In the middle of the night on Sunday, I was jolted awake by some strange sounds. My husband remained asleep—it was just me. The noises came from the nursery. With our new baby girl recently home, my maternal worries were strong, but this seemed real. Fear crept in as I rushed to her side, but everything appeared fine. The sound ceased as suddenly as it started. My husband brushed it off as just the vent or pipes.
The next night, it all happened again, the peculiar and grating sound. It sounded like metal sliding on metal. I checked and found nothing amiss once more. My nerves were falling apart. I began skipping sleep and meals.
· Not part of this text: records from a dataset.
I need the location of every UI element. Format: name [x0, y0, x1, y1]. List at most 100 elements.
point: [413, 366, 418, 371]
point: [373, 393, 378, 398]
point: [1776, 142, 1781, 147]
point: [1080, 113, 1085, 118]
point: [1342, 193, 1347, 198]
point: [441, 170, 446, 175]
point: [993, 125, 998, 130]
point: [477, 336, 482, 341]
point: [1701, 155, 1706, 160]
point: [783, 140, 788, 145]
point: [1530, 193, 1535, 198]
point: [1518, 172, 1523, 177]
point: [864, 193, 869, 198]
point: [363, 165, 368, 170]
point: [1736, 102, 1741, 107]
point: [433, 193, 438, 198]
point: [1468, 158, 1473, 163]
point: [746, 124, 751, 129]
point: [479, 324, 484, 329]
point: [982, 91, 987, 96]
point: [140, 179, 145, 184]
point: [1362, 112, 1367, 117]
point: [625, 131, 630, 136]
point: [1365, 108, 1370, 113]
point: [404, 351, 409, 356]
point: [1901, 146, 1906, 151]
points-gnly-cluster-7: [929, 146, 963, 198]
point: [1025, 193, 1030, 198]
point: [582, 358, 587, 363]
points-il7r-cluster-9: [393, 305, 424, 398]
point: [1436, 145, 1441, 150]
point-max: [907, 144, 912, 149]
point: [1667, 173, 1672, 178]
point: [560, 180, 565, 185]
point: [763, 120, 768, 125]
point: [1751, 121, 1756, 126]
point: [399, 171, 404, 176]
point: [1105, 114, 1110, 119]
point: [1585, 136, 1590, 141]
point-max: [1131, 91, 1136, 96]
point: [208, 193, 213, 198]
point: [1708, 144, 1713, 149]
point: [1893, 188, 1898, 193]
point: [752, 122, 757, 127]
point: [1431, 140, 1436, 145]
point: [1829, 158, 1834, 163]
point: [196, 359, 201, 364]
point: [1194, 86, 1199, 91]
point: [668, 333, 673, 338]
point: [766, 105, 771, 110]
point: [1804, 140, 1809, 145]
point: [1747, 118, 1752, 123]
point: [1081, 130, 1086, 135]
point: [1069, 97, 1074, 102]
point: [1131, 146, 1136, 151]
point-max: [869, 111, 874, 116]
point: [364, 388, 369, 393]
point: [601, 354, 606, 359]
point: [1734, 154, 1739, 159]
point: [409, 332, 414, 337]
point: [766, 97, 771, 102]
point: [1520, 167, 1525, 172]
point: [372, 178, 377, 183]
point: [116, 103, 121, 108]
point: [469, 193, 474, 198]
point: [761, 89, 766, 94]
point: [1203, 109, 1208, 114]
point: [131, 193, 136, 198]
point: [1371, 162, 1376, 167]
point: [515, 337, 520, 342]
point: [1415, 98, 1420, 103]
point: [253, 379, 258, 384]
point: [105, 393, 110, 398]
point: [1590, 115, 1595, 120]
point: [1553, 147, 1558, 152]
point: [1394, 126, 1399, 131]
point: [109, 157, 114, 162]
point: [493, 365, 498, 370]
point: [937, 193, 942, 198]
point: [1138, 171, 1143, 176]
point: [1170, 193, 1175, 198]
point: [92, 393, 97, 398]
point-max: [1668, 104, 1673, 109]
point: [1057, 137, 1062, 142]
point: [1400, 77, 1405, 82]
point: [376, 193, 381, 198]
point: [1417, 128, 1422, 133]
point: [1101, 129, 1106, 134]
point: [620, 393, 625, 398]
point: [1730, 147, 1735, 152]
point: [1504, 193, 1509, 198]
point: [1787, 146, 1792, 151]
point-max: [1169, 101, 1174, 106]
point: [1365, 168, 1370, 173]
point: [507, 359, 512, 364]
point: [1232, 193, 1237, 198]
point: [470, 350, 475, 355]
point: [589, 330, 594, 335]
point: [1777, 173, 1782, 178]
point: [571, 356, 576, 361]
Unable to endure the uncertainty, I got a baby video monitor. Lying in bed, I watched my sleeping daughter through the monitor. I placed it on the nightstand, shut my eyes, and tried to relax.
About fifteen minutes later, there was a scream—sharp and abrupt—followed by cries. I sprang up. The monitor glitched, image shaking and blurring, strange shadows passing across it. Then the image cleared for a split second.
Behind the crib, a SHAPE stood! It was tall, dark, and looming directly over my baby.
I screamed and dashed to her room! I didn’t wait for my husband. I slammed the nursery door open and flicked the light switch, prepared to fight a ghost, a demon, or whatever was haunting us.
But it wasn’t a ghost.
A man dressed in dirty, black clothing was standing there, freezing like a deer in headlights. He had one hand on the crib railing and the other reaching inside toward my daughter.
He didn’t disappear into thin air. He scrambled. He dove toward the closet, pulled himself up onto the shelving, and tried to squeeze through the small attic access panel in the ceiling—the “grating sound” I had been hearing for days.
My husband arrived seconds later with a baseball bat and pulled him down by his ankles before he could escape into the crawlspace.
The police found a sleeping bag, empty food wrappers, and pee bottles in the attic directly above the nursery. He had been living up there for weeks, watching us, and coming down at night to “visit” the baby.
We moved out the next morning and never looked back.